Progressive retinol deficiency entails dose-dependent shrinkage of the embryonic hindbrain, underdevelopment of the larynx, severe ataxia and blindness, and congenital kidney abnormalities.
However, not only a deficiency, but also an excess of vitamin A is dangerous for the fetus. Therefore, it is important not to engage in self-treatment and self-prophylaxis without prior consultation with doctors.
Pediatricians note these prevention highlights:
- early diagnosis of the kidney condition of the unborn baby;
- timely therapy of infectious pathologies;
- Avoiding contact with people who have viral illnesses;
- prevention of hypothermia;
- Special health monitoring of children with an aggravated history of hereditary kidney disease;
- adequate organization of diet, drinking and physical activity;
- Education of children in correct nutritional priorities (predominance of vegetable food, low salt, exclusion of unhealthy foods);
- timely vaccine prophylaxis.
Forecast
The prognosis of pyeloectasia in children cannot be unambiguous, since the outcome of the disorder depends on a number of factors, such as the cause of pelvic dilatation, the presence of other diseases and complications, the presence or absence of symptomatology.
If there are persistent renal dysfunctions, the child is prescribed appropriate therapy. If chronic renal failure develops, treatment becomes more complicated and a long-term complex therapeutic course is prescribed. In the terminal stage of renal failure, surgical assistance may be required.

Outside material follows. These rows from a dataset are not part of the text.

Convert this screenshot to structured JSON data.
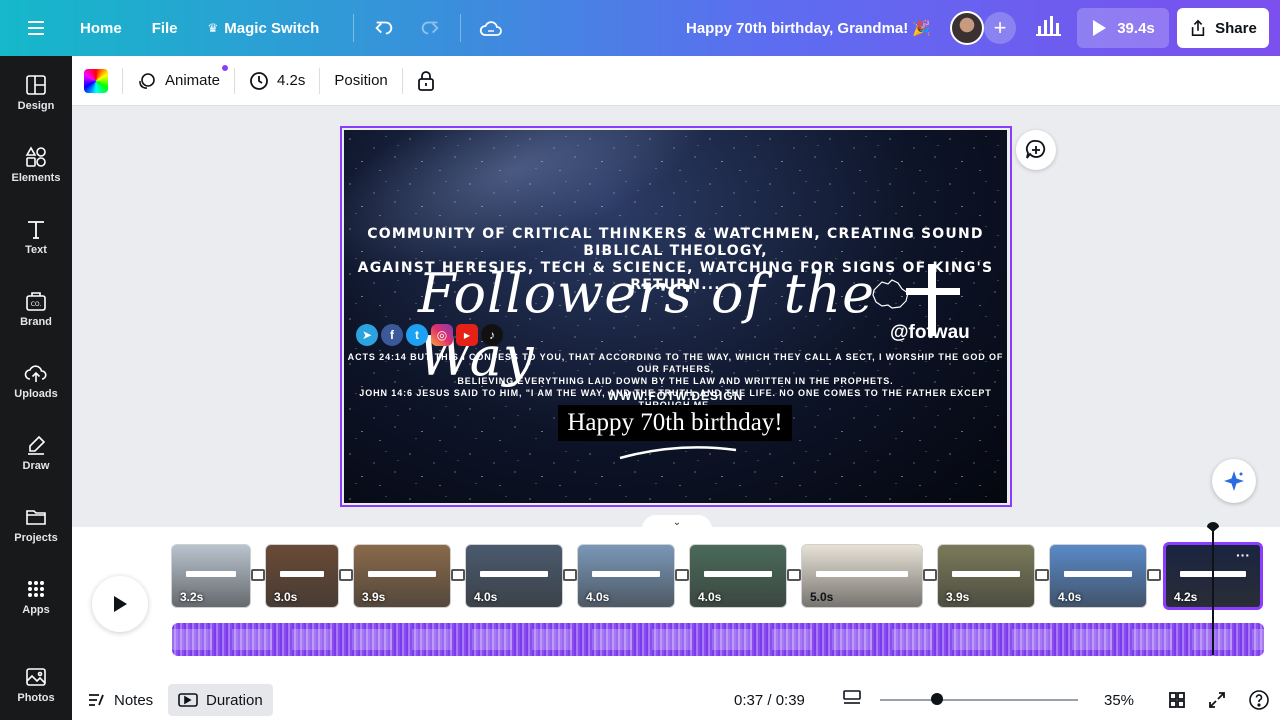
{
  "topbar": {
    "home": "Home",
    "file": "File",
    "magic_switch": "Magic Switch",
    "doc_title": "Happy 70th birthday, Grandma! 🎉",
    "play_time": "39.4s",
    "share": "Share"
  },
  "sidebar": {
    "items": [
      "Design",
      "Elements",
      "Text",
      "Brand",
      "Uploads",
      "Draw",
      "Projects",
      "Apps",
      "Photos"
    ]
  },
  "toolbar2": {
    "animate": "Animate",
    "duration": "4.2s",
    "position": "Position"
  },
  "slide": {
    "community_text": "COMMUNITY OF CRITICAL THINKERS & WATCHMEN, CREATING SOUND BIBLICAL THEOLOGY,\nAGAINST HERESIES,  TECH & SCIENCE, WATCHING FOR SIGNS OF KING'S RETURN...",
    "title": "Followers of the Way",
    "handle": "@fotwau",
    "verse": "ACTS 24:14 BUT THIS I CONFESS TO YOU, THAT ACCORDING TO THE WAY, WHICH THEY CALL A SECT, I WORSHIP THE GOD OF OUR FATHERS,\nBELIEVING EVERYTHING LAID DOWN BY THE LAW AND WRITTEN IN THE PROPHETS.\nJOHN 14:6 JESUS SAID TO HIM, \"I AM THE WAY, AND THE TRUTH, AND THE LIFE. NO ONE COMES TO THE FATHER EXCEPT THROUGH ME.",
    "website": "WWW.FOTW.DESIGN",
    "birthday_text": "Happy 70th birthday!"
  },
  "timeline": {
    "clips": [
      {
        "duration": "3.2s",
        "color": "#b9c4cf"
      },
      {
        "duration": "3.0s",
        "color": "#6a4a36"
      },
      {
        "duration": "3.9s",
        "color": "#8a6a4a"
      },
      {
        "duration": "4.0s",
        "color": "#4a5a6e"
      },
      {
        "duration": "4.0s",
        "color": "#7a98b8"
      },
      {
        "duration": "4.0s",
        "color": "#4a6a5a"
      },
      {
        "duration": "5.0s",
        "color": "#e8e2d6"
      },
      {
        "duration": "3.9s",
        "color": "#7a7a5a"
      },
      {
        "duration": "4.0s",
        "color": "#5a8ac8"
      },
      {
        "duration": "4.2s",
        "color": "#1a2440"
      }
    ]
  },
  "bottom": {
    "notes": "Notes",
    "duration": "Duration",
    "time": "0:37 / 0:39",
    "zoom": "35%",
    "zoom_level": 0.35
  }
}
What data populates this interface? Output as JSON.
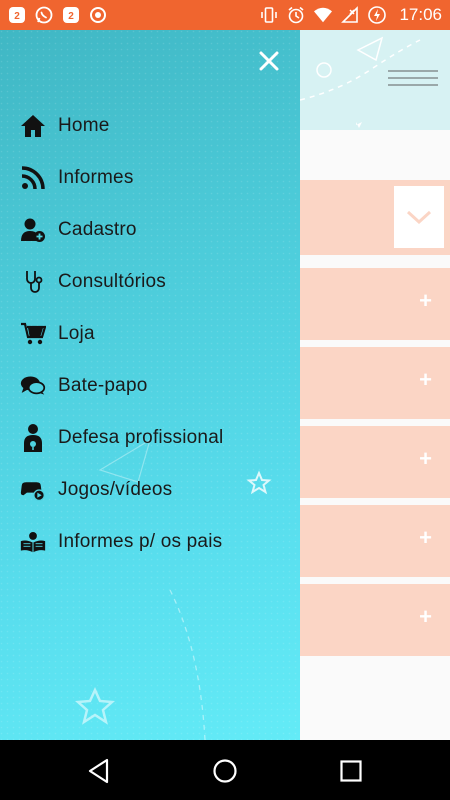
{
  "status_bar": {
    "time": "17:06",
    "notification_icons": [
      "notification-badge-icon",
      "whatsapp-icon",
      "notification-badge-icon",
      "record-icon"
    ],
    "system_icons": [
      "vibrate-icon",
      "alarm-icon",
      "wifi-icon",
      "signal-icon",
      "battery-charging-icon"
    ],
    "badge_number": "2",
    "color": "#f0652f"
  },
  "drawer": {
    "gradient_start": "#40b7c4",
    "gradient_end": "#63ebf7",
    "items": [
      {
        "label": "Home",
        "icon": "home-icon"
      },
      {
        "label": "Informes",
        "icon": "rss-icon"
      },
      {
        "label": "Cadastro",
        "icon": "add-user-icon"
      },
      {
        "label": "Consultórios",
        "icon": "stethoscope-icon"
      },
      {
        "label": "Loja",
        "icon": "cart-icon"
      },
      {
        "label": "Bate-papo",
        "icon": "chat-icon"
      },
      {
        "label": "Defesa profissional",
        "icon": "doctor-icon"
      },
      {
        "label": "Jogos/vídeos",
        "icon": "gamepad-video-icon"
      },
      {
        "label": "Informes p/ os pais",
        "icon": "parent-reading-icon"
      }
    ]
  },
  "page": {
    "accordion_color": "#fbd5c5",
    "expand_symbol": "+"
  },
  "nav_bar": {
    "buttons": [
      "back-icon",
      "home-circle-icon",
      "recents-icon"
    ]
  }
}
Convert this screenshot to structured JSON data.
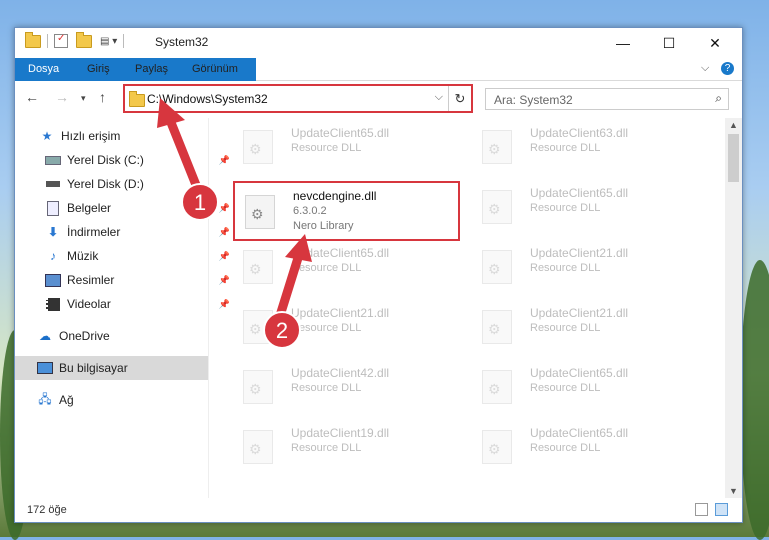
{
  "window": {
    "title": "System32",
    "close_glyph": "✕",
    "max_glyph": "☐",
    "min_glyph": "—"
  },
  "ribbon": {
    "tabs": [
      "Dosya",
      "Giriş",
      "Paylaş",
      "Görünüm"
    ],
    "help": "?",
    "collapse": "⌵"
  },
  "address": {
    "path": "C:\\Windows\\System32",
    "search_placeholder": "Ara: System32"
  },
  "sidebar": {
    "items": [
      {
        "label": "Hızlı erişim",
        "icon": "star-icon"
      },
      {
        "label": "Yerel Disk (C:)",
        "icon": "drive-icon"
      },
      {
        "label": "Yerel Disk (D:)",
        "icon": "drive-icon"
      },
      {
        "label": "Belgeler",
        "icon": "documents-icon"
      },
      {
        "label": "İndirmeler",
        "icon": "download-icon"
      },
      {
        "label": "Müzik",
        "icon": "music-icon"
      },
      {
        "label": "Resimler",
        "icon": "pictures-icon"
      },
      {
        "label": "Videolar",
        "icon": "videos-icon"
      },
      {
        "label": "OneDrive",
        "icon": "cloud-icon"
      },
      {
        "label": "Bu bilgisayar",
        "icon": "computer-icon"
      },
      {
        "label": "Ağ",
        "icon": "network-icon"
      }
    ]
  },
  "files": {
    "highlighted": {
      "name": "nevcdengine.dll",
      "version": "6.3.0.2",
      "desc": "Nero Library"
    },
    "left": [
      {
        "name": "UpdateClient65.dll",
        "desc": "Resource DLL"
      },
      {
        "name": "UpdateClient65.dll",
        "desc": "Resource DLL"
      },
      {
        "name": "UpdateClient21.dll",
        "desc": "Resource DLL"
      },
      {
        "name": "UpdateClient42.dll",
        "desc": "Resource DLL"
      },
      {
        "name": "UpdateClient19.dll",
        "desc": "Resource DLL"
      }
    ],
    "right": [
      {
        "name": "UpdateClient63.dll",
        "desc": "Resource DLL"
      },
      {
        "name": "UpdateClient65.dll",
        "desc": "Resource DLL"
      },
      {
        "name": "UpdateClient21.dll",
        "desc": "Resource DLL"
      },
      {
        "name": "UpdateClient21.dll",
        "desc": "Resource DLL"
      },
      {
        "name": "UpdateClient65.dll",
        "desc": "Resource DLL"
      },
      {
        "name": "UpdateClient65.dll",
        "desc": "Resource DLL"
      }
    ]
  },
  "status": {
    "count": "172 öğe"
  },
  "annotations": {
    "step1": "1",
    "step2": "2",
    "color": "#d7363e"
  }
}
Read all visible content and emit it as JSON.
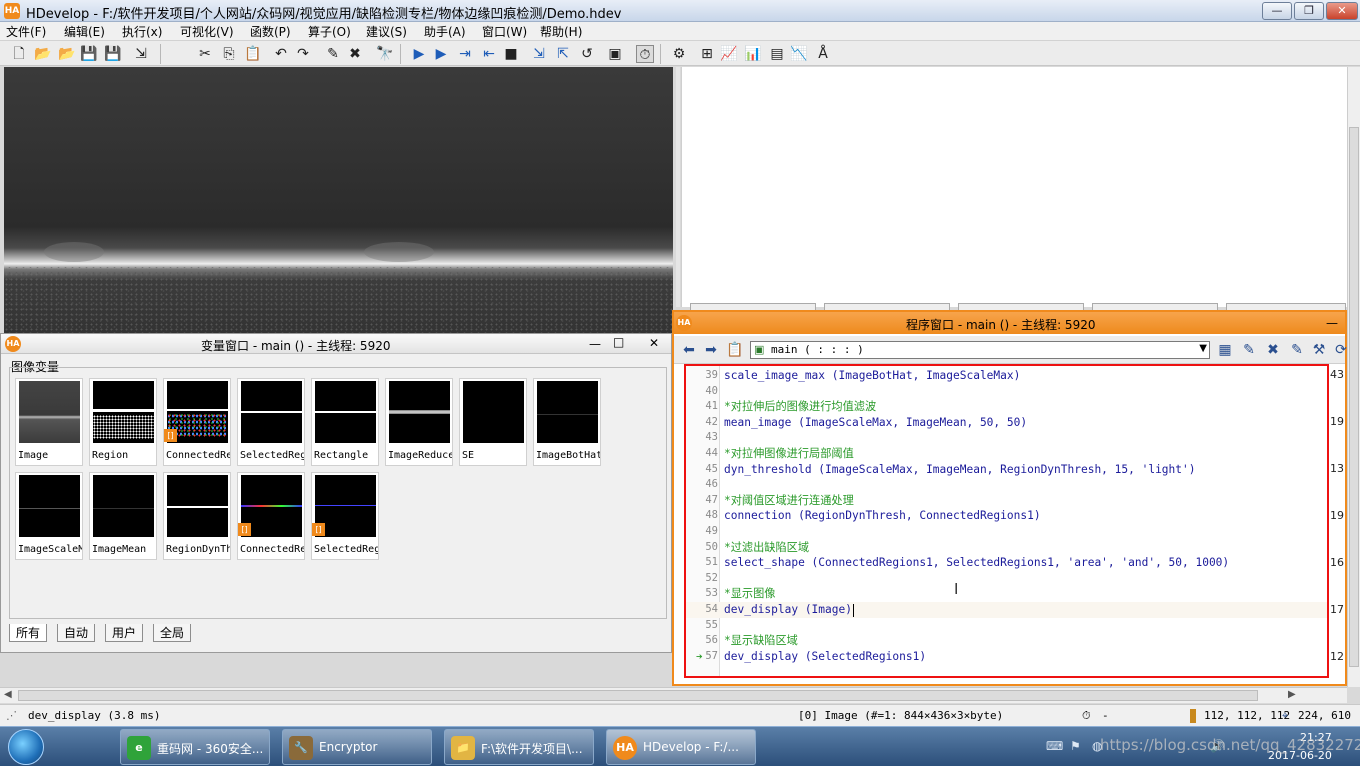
{
  "window": {
    "logo": "HA",
    "title": "HDevelop - F:/软件开发项目/个人网站/众码网/视觉应用/缺陷检测专栏/物体边缘凹痕检测/Demo.hdev",
    "min": "—",
    "max": "❐",
    "close": "✕"
  },
  "menu": [
    "文件(F)",
    "编辑(E)",
    "执行(x)",
    "可视化(V)",
    "函数(P)",
    "算子(O)",
    "建议(S)",
    "助手(A)",
    "窗口(W)",
    "帮助(H)"
  ],
  "variable_window": {
    "title": "变量窗口 - main () - 主线程: 5920",
    "minimize": "—",
    "maximize": "□",
    "close": "✕",
    "group_label": "图像变量",
    "row1": [
      "Image",
      "Region",
      "ConnectedRe",
      "SelectedReg",
      "Rectangle",
      "ImageReduce",
      "SE",
      "ImageBotHat"
    ],
    "row2": [
      "ImageScaleM",
      "ImageMean",
      "RegionDynTh",
      "ConnectedRe",
      "SelectedReg"
    ],
    "badge": "[]",
    "tabs": [
      "所有",
      "自动",
      "用户",
      "全局"
    ]
  },
  "program_window": {
    "title": "程序窗口 - main () - 主线程: 5920",
    "close": "—",
    "procedure": "main ( : : : )",
    "lines": [
      {
        "n": "39",
        "text": "scale_image_max (ImageBotHat, ImageScaleMax)",
        "comment": false
      },
      {
        "n": "40",
        "text": "",
        "comment": false
      },
      {
        "n": "41",
        "text": "*对拉伸后的图像进行均值滤波",
        "comment": true
      },
      {
        "n": "42",
        "text": "mean_image (ImageScaleMax, ImageMean, 50, 50)",
        "comment": false
      },
      {
        "n": "43",
        "text": "",
        "comment": false
      },
      {
        "n": "44",
        "text": "*对拉伸图像进行局部阈值",
        "comment": true
      },
      {
        "n": "45",
        "text": "dyn_threshold (ImageScaleMax, ImageMean, RegionDynThresh, 15, 'light')",
        "comment": false
      },
      {
        "n": "46",
        "text": "",
        "comment": false
      },
      {
        "n": "47",
        "text": "*对阈值区域进行连通处理",
        "comment": true
      },
      {
        "n": "48",
        "text": "connection (RegionDynThresh, ConnectedRegions1)",
        "comment": false
      },
      {
        "n": "49",
        "text": "",
        "comment": false
      },
      {
        "n": "50",
        "text": "*过滤出缺陷区域",
        "comment": true
      },
      {
        "n": "51",
        "text": "select_shape (ConnectedRegions1, SelectedRegions1, 'area', 'and', 50, 1000)",
        "comment": false
      },
      {
        "n": "52",
        "text": "",
        "comment": false
      },
      {
        "n": "53",
        "text": "*显示图像",
        "comment": true
      },
      {
        "n": "54",
        "text": "dev_display (Image)",
        "comment": false
      },
      {
        "n": "55",
        "text": "",
        "comment": false
      },
      {
        "n": "56",
        "text": "*显示缺陷区域",
        "comment": true
      },
      {
        "n": "57",
        "text": "dev_display (SelectedRegions1)",
        "comment": false
      }
    ]
  },
  "right_numbers": [
    "43",
    "19",
    "13",
    "19",
    "16",
    "17",
    "12"
  ],
  "status": {
    "op": "dev_display (3.8 ms)",
    "image_info": "[0] Image (#=1: 844×436×3×byte)",
    "timer": "-",
    "gray": "112, 112, 112",
    "coords": "224,  610"
  },
  "taskbar": {
    "items": [
      {
        "icon": "e",
        "label": "重码网 - 360安全..."
      },
      {
        "icon": "🔧",
        "label": "Encryptor"
      },
      {
        "icon": "📁",
        "label": "F:\\软件开发项目\\..."
      },
      {
        "icon": "HA",
        "label": "HDevelop - F:/..."
      }
    ],
    "time": "21:27",
    "date": "2017-06-20",
    "watermark": "https://blog.csdn.net/qq_42832272"
  }
}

When children with severe pyeloectasia are not treated, chronic renal failure often develops.
In general, pyeloectasia in children most often has a favorable course: the enlargement gradually disappears, the function of the organ does not suffer. But it is important to understand that in childhood there are several active stages of growth - this is six months, 6 years and puberty. During these periods, pyeloectasia can recur, although usually this, if it happens, then in a relatively mild form. Therefore, children, even those who have coped with the disorder, should be examined regularly.